Dopo la cattura di Toto’ Riina nel 1993, Provenzano diviene il capo dei Corleonesi e successivamente il capo assoluto della mafia siciliana, sostituendo Riina e cambiando radicalmente la strategia, portando l’organizzazione ad una rapida sommersione, facendo riconquistare ai mafiosi l’invisibilita’. Nel 1995 e nel 1996 vennero arrestati rispettivamente Leoluca Bagarella rivale alla successione a capo dei capi di Cosa Nostra e Giovanni Brusca. Dopo la cattura di Leoluca Bagarella, arrestato dalla Direzione investigativa antimafia il 24 giugno 1995, Provenzano ha campo libero e comanda a modo suo. Nel 2002 si ebbe notizia che si fosse fatto operare sotto falso nome (Gaspare Troia) a Marsiglia per un cancro alla prostata, secondo alcune fonti dall’urologo Attilio Manca. In quell’occasione le forze dell’ordine riuscirono ad entrare in possesso di una foto del boss, applicata sulla finta carta d’identita’. Il 24 luglio 2012 la procura di Palermo, sotto Antonio Ingroia e in riferimento all’indagine sulla Trattativa Stato-Mafia, ha chiesto il rinvio a giudizio di Provenzano e altri 11 indagati accusati di “concorso esterno in associazione mafiosa” e “violenza o minaccia a corpo politico dello Stato”, insieme a politici, ufficiali e boss, tra cui Riina. Secondo la ricostruzione fatta il primo febbraio 2010 nel processo per favoreggiamento contro Mario Mori, da Massimo Ciancimino, il boss di Cosa nostra avrebbe goduto, secono quanto raccontatogli dal padre di “una sorta di immunita’ territoriale” fin dal 1992, che gli consentiva di spostarsi liberamente durante la latitanza. Poi la cattura, il progressivo decadimento fisico e cognitivo e la morte a 83 anni con la quale Bernardo Provenzano porta via con se’ tanti, troppi misteri.

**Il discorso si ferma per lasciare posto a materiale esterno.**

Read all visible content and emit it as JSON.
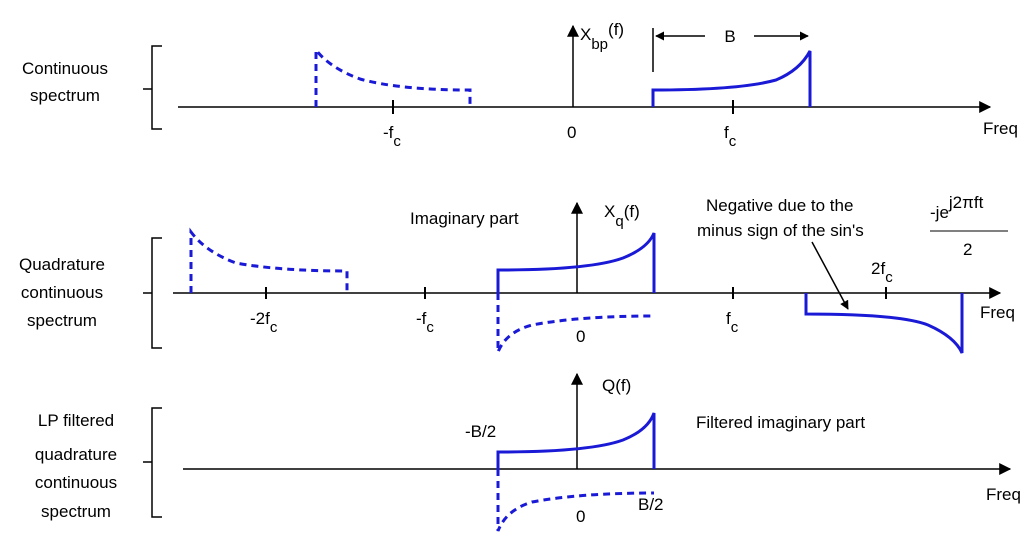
{
  "panel1": {
    "row_label": [
      "Continuous",
      "spectrum"
    ],
    "title_main": "X",
    "title_sub": "bp",
    "title_tail": "(f)",
    "bandwidth": "B",
    "tick_neg_fc": "-f",
    "tick_neg_fc_sub": "c",
    "tick_zero": "0",
    "tick_fc": "f",
    "tick_fc_sub": "c",
    "axis_label": "Freq"
  },
  "panel2": {
    "row_label": [
      "Quadrature",
      "continuous",
      "spectrum"
    ],
    "imag_label": "Imaginary part",
    "title_main": "X",
    "title_sub": "q",
    "title_tail": "(f)",
    "note": [
      "Negative due to the",
      "minus sign of the sin's"
    ],
    "formula_main": "-je",
    "formula_sup": "j2πft",
    "formula_den": "2",
    "tick_neg_2fc": "-2f",
    "tick_neg_2fc_sub": "c",
    "tick_neg_fc": "-f",
    "tick_neg_fc_sub": "c",
    "tick_zero": "0",
    "tick_fc": "f",
    "tick_fc_sub": "c",
    "tick_2fc": "2f",
    "tick_2fc_sub": "c",
    "axis_label": "Freq"
  },
  "panel3": {
    "row_label": [
      "LP filtered",
      "quadrature",
      "continuous",
      "spectrum"
    ],
    "title": "Q(f)",
    "filtered_label": "Filtered imaginary part",
    "neg_half_b": "-B/2",
    "half_b": "B/2",
    "tick_zero": "0",
    "axis_label": "Freq"
  },
  "colors": {
    "spectrum": "#1a1ad6",
    "axis": "#000000"
  }
}
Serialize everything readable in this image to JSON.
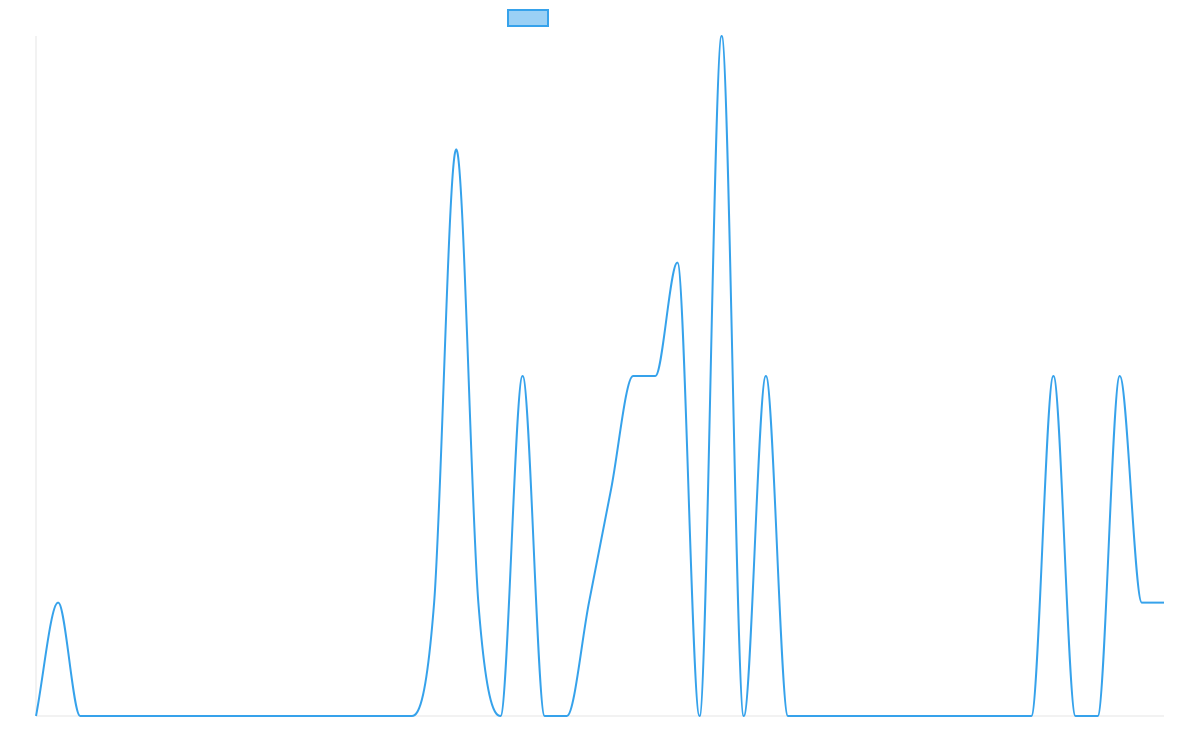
{
  "chart_data": {
    "type": "line",
    "title": "",
    "xlabel": "",
    "ylabel": "",
    "grid": false,
    "legend_position": "top-center",
    "colors": {
      "line": "#36a2eb",
      "legend_fill": "#9ad0f5",
      "legend_border": "#36a2eb",
      "axis": "#e5e5e5"
    },
    "ylim": [
      0,
      6
    ],
    "series": [
      {
        "values": [
          0,
          1,
          0,
          0,
          0,
          0,
          0,
          0,
          0,
          0,
          0,
          0,
          0,
          0,
          0,
          0,
          0,
          0,
          1,
          5,
          1,
          0,
          3,
          0,
          0,
          1,
          2,
          3,
          3,
          4,
          0,
          6,
          0,
          3,
          0,
          0,
          0,
          0,
          0,
          0,
          0,
          0,
          0,
          0,
          0,
          0,
          3,
          0,
          0,
          3,
          1,
          1
        ]
      }
    ]
  }
}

IL LEGALE  “Per me Provenzano e’ morto nel momento in cui e’ caduto ed e’ stato operato al cervello. Era un vegetale. Piu’ volte ho chiesto la revoca del carcere duro ma la mia richiesta non e’ mai stata accolta”. E’ quanto afferma Rosalba Di Gregorio, avvocato di Bernardo Provenzano sin dai tempi della sua cattura. “Il carcere duro veniva applicato anche ai suoi parenti. Potevano incontrare il loro familiare – aggiunge – solo una volta al mese e dietro ad un vetro. Le sue condizioni di salute si erano aggravate da circa 4 anni. Non aveva piu’ reazioni di nessun genere”.